Coleman was far more charitable toward his own government last April, after Condeeleza Rice revealed that Bush had received a memo titled "Bin Laden determined to strike in US," a month before 9/11, Coleman defended Rice by saying: "We've got to get away from finger pointing and the blame game."

A month later, Coleman echoed GOP talking points by blaming the torture at Abu Ghraib on a "small group of soldiers." He called Donald Rumsfeld's Senate testimony "contrite, candid and thorough," and trusted Bush would properly hold high-ranking officers accountable. (Bush hasn't dismissed anyone over the scandal to date.) "This is not a time for critics," Coleman said. His subsequent silence on this issue has been deafening.

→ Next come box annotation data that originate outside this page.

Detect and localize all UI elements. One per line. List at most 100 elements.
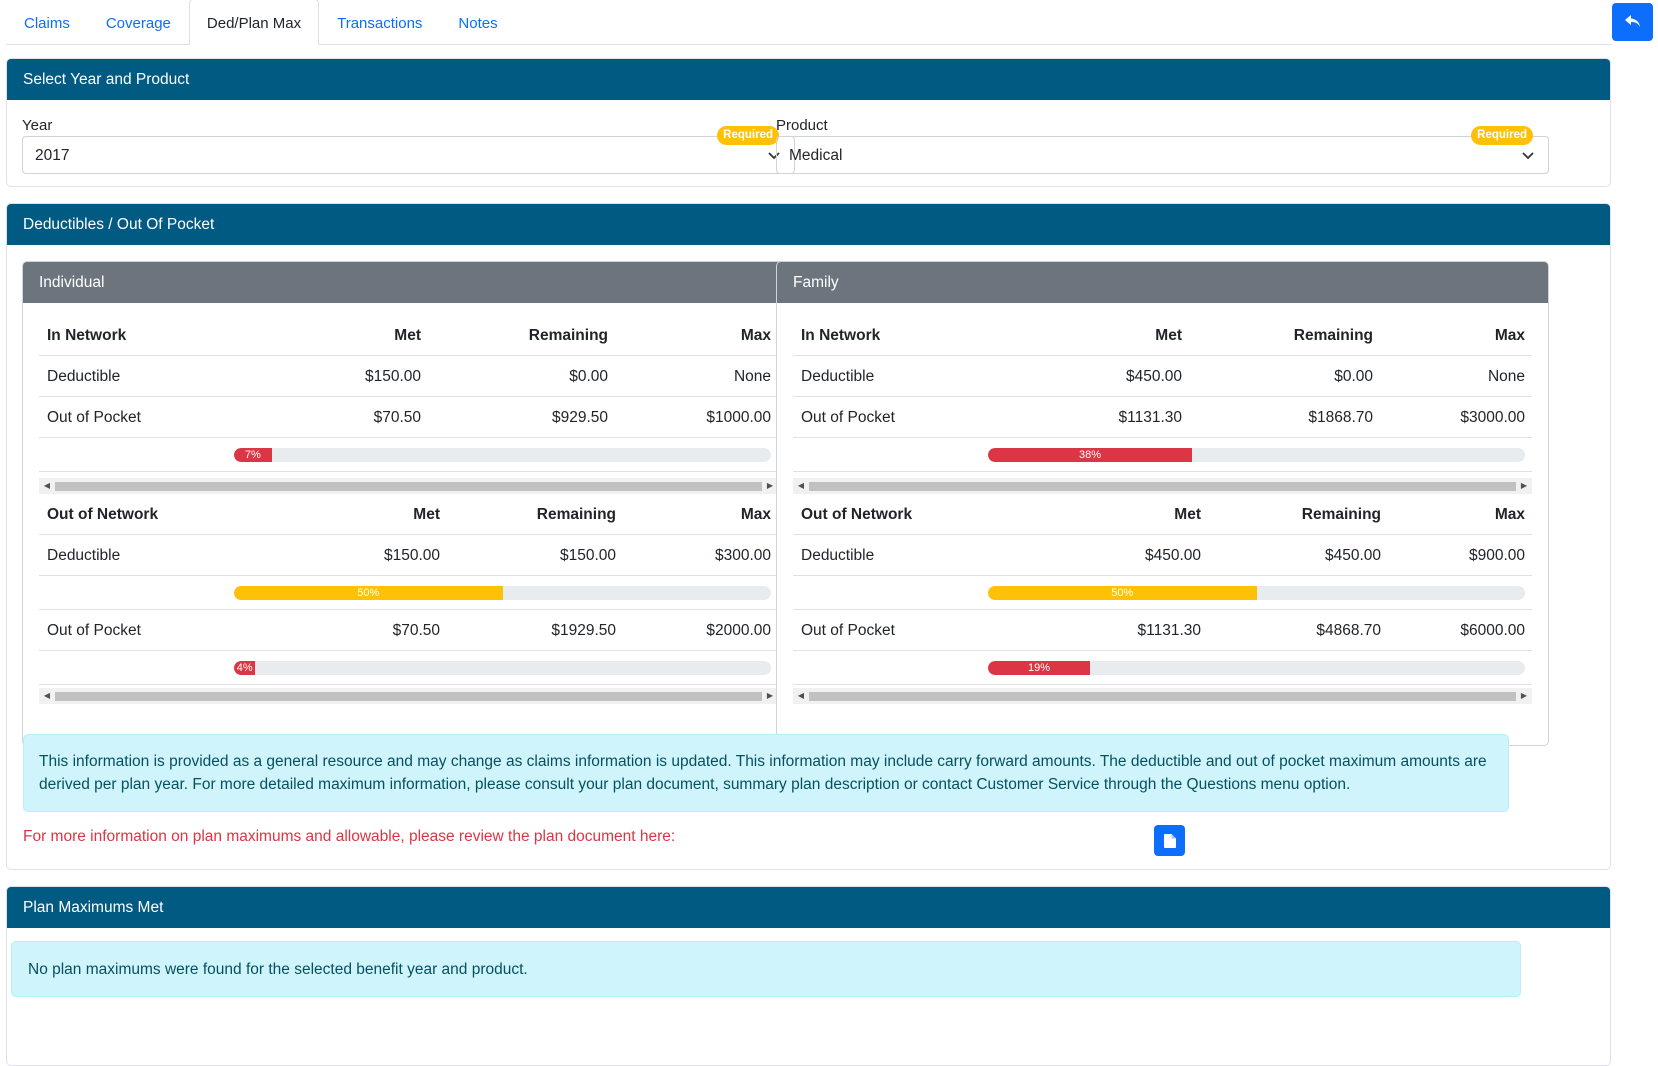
scroll-left-icon[interactable]: ◀ [39, 688, 55, 704]
progress-track: 50% [234, 586, 771, 600]
table-cell: $2000.00 [706, 622, 771, 639]
table-header-row: In Network Met Remaining Max [39, 315, 778, 356]
product-label: Product [776, 117, 828, 134]
progress-track: 19% [988, 661, 1525, 675]
deductibles-card-title: Deductibles / Out Of Pocket [7, 204, 1610, 245]
horizontal-scrollbar[interactable]: ◀ ▶ [793, 688, 1532, 704]
table-row: Out of Pocket $1131.30 $4868.70 $6000.00 [793, 610, 1532, 651]
family-title: Family [777, 262, 1548, 303]
col-header: Met [1174, 506, 1201, 523]
scrollbar-thumb[interactable] [55, 482, 762, 491]
product-select[interactable]: Medical Required [776, 126, 1549, 174]
select-card-title: Select Year and Product [7, 59, 1610, 100]
info-alert: This information is provided as a genera… [23, 734, 1509, 812]
table-cell: $4868.70 [1316, 622, 1381, 639]
individual-panel: Individual In Network Met Remaining Max … [22, 261, 795, 746]
progress-row: 38% [793, 438, 1532, 472]
table-cell: Deductible [801, 368, 875, 385]
document-icon [1163, 833, 1176, 848]
horizontal-scrollbar[interactable]: ◀ ▶ [793, 478, 1532, 494]
table-cell: Out of Pocket [47, 409, 141, 426]
scroll-left-icon[interactable]: ◀ [39, 478, 55, 494]
horizontal-scrollbar[interactable]: ◀ ▶ [39, 478, 778, 494]
plan-max-card-title: Plan Maximums Met [7, 887, 1610, 928]
scroll-left-icon[interactable]: ◀ [793, 478, 809, 494]
individual-title: Individual [23, 262, 794, 303]
year-select[interactable]: 2017 Required [22, 126, 795, 174]
progress-row: 7% [39, 438, 778, 472]
scrollbar-thumb[interactable] [809, 482, 1516, 491]
chevron-down-icon [1522, 152, 1534, 160]
table-header-row: In Network Met Remaining Max [793, 315, 1532, 356]
table-cell: $150.00 [364, 368, 421, 385]
table-cell: $70.50 [373, 409, 421, 426]
col-header: Out of Network [801, 506, 913, 523]
progress-bar: 4% [234, 661, 256, 675]
tab-coverage[interactable]: Coverage [88, 0, 189, 44]
horizontal-scrollbar[interactable]: ◀ ▶ [39, 688, 778, 704]
scroll-right-icon[interactable]: ▶ [1516, 688, 1532, 704]
table-cell: $6000.00 [1460, 622, 1525, 639]
year-field: Year 2017 Required [22, 117, 795, 174]
table-cell: $450.00 [1324, 547, 1381, 564]
progress-row: 4% [39, 651, 778, 685]
progress-track: 38% [988, 448, 1525, 462]
tab-notes[interactable]: Notes [440, 0, 515, 44]
progress-track: 7% [234, 448, 771, 462]
progress-row: 19% [793, 651, 1532, 685]
family-out-network-table: Out of Network Met Remaining Max Deducti… [793, 494, 1532, 685]
col-header: Remaining [528, 327, 608, 344]
tab-transactions[interactable]: Transactions [319, 0, 440, 44]
table-row: Out of Pocket $70.50 $1929.50 $2000.00 [39, 610, 778, 651]
table-cell: $1000.00 [706, 409, 771, 426]
plan-max-card: Plan Maximums Met No plan maximums were … [6, 886, 1611, 1066]
tab-claims[interactable]: Claims [6, 0, 88, 44]
table-cell: $1131.30 [1137, 622, 1202, 639]
col-header: In Network [801, 327, 881, 344]
table-cell: Out of Pocket [801, 409, 895, 426]
table-cell: $450.00 [1125, 368, 1182, 385]
scroll-left-icon[interactable]: ◀ [793, 688, 809, 704]
scrollbar-thumb[interactable] [809, 692, 1516, 701]
progress-bar: 38% [988, 448, 1193, 462]
table-row: Out of Pocket $70.50 $929.50 $1000.00 [39, 397, 778, 438]
table-row: Deductible $450.00 $0.00 None [793, 356, 1532, 397]
plan-document-button[interactable] [1154, 825, 1185, 856]
col-header: Max [1494, 327, 1525, 344]
reply-arrow-icon [1624, 15, 1640, 27]
year-label: Year [22, 117, 53, 134]
family-in-network-table: In Network Met Remaining Max Deductible … [793, 315, 1532, 472]
table-cell: $3000.00 [1460, 409, 1525, 426]
plan-max-alert: No plan maximums were found for the sele… [11, 941, 1521, 997]
progress-bar: 50% [234, 586, 503, 600]
col-header: Max [740, 327, 771, 344]
table-cell: $450.00 [1144, 547, 1201, 564]
progress-row: 50% [793, 576, 1532, 610]
progress-bar: 7% [234, 448, 272, 462]
table-cell: None [733, 368, 771, 385]
year-value: 2017 [35, 147, 70, 164]
scrollbar-thumb[interactable] [55, 692, 762, 701]
table-cell: Out of Pocket [801, 622, 895, 639]
scroll-right-icon[interactable]: ▶ [1516, 478, 1532, 494]
tab-ded-plan-max[interactable]: Ded/Plan Max [188, 0, 320, 45]
table-cell: $900.00 [1468, 547, 1525, 564]
progress-bar: 19% [988, 661, 1091, 675]
tab-bar: Claims Coverage Ded/Plan Max Transaction… [6, 0, 1612, 45]
progress-row: 50% [39, 576, 778, 610]
individual-out-network-table: Out of Network Met Remaining Max Deducti… [39, 494, 778, 685]
col-header: Remaining [1301, 506, 1381, 523]
col-header: Remaining [536, 506, 616, 523]
progress-bar: 50% [988, 586, 1257, 600]
col-header: In Network [47, 327, 127, 344]
table-cell: Deductible [47, 547, 121, 564]
col-header: Met [1155, 327, 1182, 344]
table-cell: $1868.70 [1308, 409, 1373, 426]
table-row: Out of Pocket $1131.30 $1868.70 $3000.00 [793, 397, 1532, 438]
table-cell: $929.50 [551, 409, 608, 426]
back-button[interactable] [1612, 3, 1653, 41]
plan-document-note: For more information on plan maximums an… [23, 828, 676, 845]
table-header-row: Out of Network Met Remaining Max [793, 494, 1532, 535]
product-field: Product Medical Required [776, 117, 1549, 174]
select-card: Select Year and Product Year 2017 Requir… [6, 58, 1611, 187]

Coleman's OFF grandstanding seems part of his transition from moderate Democratic mayor of St. Paul to moderate Republican Senate candidate to reliably conservative lapdog. Now he's using Congressional OFF hearings to audition for the role of the next Jesse Helms, who famously withheld $1 billion in back dues from the UN.

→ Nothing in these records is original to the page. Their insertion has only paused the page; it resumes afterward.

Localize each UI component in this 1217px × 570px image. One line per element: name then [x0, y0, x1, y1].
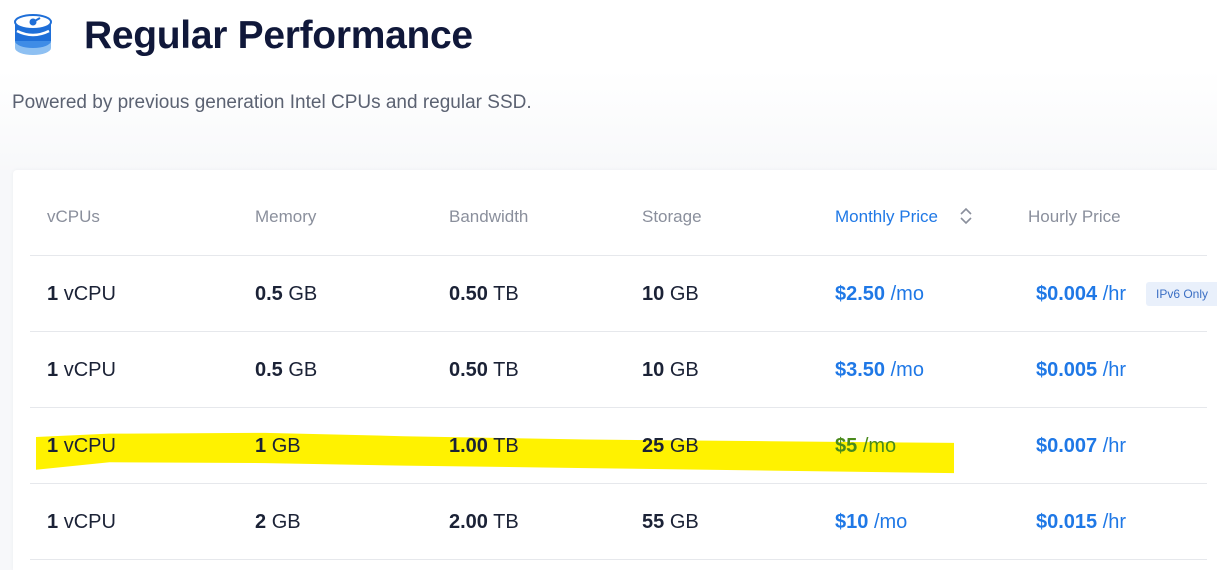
cell-monthly-price: $3.50 /mo	[835, 359, 924, 381]
cell-storage: 25 GB	[642, 435, 699, 457]
cell-storage: 55 GB	[642, 511, 699, 533]
column-header-storage[interactable]: Storage	[642, 207, 702, 227]
cell-bandwidth: 0.50 TB	[449, 359, 519, 381]
cell-vcpus: 1 vCPU	[47, 511, 116, 533]
cell-hourly-price: $0.005 /hr	[1036, 359, 1127, 381]
cell-bandwidth: 2.00 TB	[449, 511, 519, 533]
cell-monthly-price: $10 /mo	[835, 511, 908, 533]
ipv6-only-badge: IPv6 Only	[1146, 282, 1217, 306]
column-header-vcpus[interactable]: vCPUs	[47, 207, 100, 227]
row-divider	[30, 407, 1207, 408]
cell-vcpus: 1 vCPU	[47, 359, 116, 381]
cell-storage: 10 GB	[642, 283, 699, 305]
cell-bandwidth: 0.50 TB	[449, 283, 519, 305]
cell-storage: 10 GB	[642, 359, 699, 381]
cell-hourly-price: $0.004 /hr	[1036, 283, 1127, 305]
cell-monthly-price: $5 /mo	[835, 435, 897, 457]
server-disk-icon	[14, 14, 52, 55]
column-header-bandwidth[interactable]: Bandwidth	[449, 207, 528, 227]
page-title: Regular Performance	[84, 14, 473, 57]
column-header-hourly-price[interactable]: Hourly Price	[1028, 207, 1121, 227]
cell-monthly-price: $2.50 /mo	[835, 283, 924, 305]
cell-hourly-price: $0.015 /hr	[1036, 511, 1127, 533]
row-divider	[30, 331, 1207, 332]
row-divider	[30, 255, 1207, 256]
column-header-monthly-price[interactable]: Monthly Price	[835, 207, 938, 227]
row-divider	[30, 483, 1207, 484]
cell-memory: 2 GB	[255, 511, 301, 533]
row-divider	[30, 559, 1207, 560]
sort-chevrons-icon[interactable]	[959, 206, 973, 226]
cell-hourly-price: $0.007 /hr	[1036, 435, 1127, 457]
cell-memory: 0.5 GB	[255, 359, 318, 381]
cell-memory: 0.5 GB	[255, 283, 318, 305]
column-header-memory[interactable]: Memory	[255, 207, 316, 227]
cell-vcpus: 1 vCPU	[47, 435, 116, 457]
cell-bandwidth: 1.00 TB	[449, 435, 519, 457]
cell-memory: 1 GB	[255, 435, 301, 457]
page-subtitle: Powered by previous generation Intel CPU…	[12, 92, 532, 113]
cell-vcpus: 1 vCPU	[47, 283, 116, 305]
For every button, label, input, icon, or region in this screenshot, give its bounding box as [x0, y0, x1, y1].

Coleman earlier this year co-sponsored legislation mandating 10 percent US funding cuts for the UN next year and 20 percent for 2006 unless the world body hands over all OFF documents to Congress. Richard Lugar, the pragmatic Republican chair of the Senate Foreign Relations Committee, blocked a hearing on the proposal. But Republicans plan to reintroduce the legislation in the next session.

Paul Volcker--the respected former chairman of the Federal Reserve--recently asked Coleman to lay low while he conducts his own investigation for Annan. Coleman quickly refused. The newest conservative demagogue apparently can't stay away from the spotlight.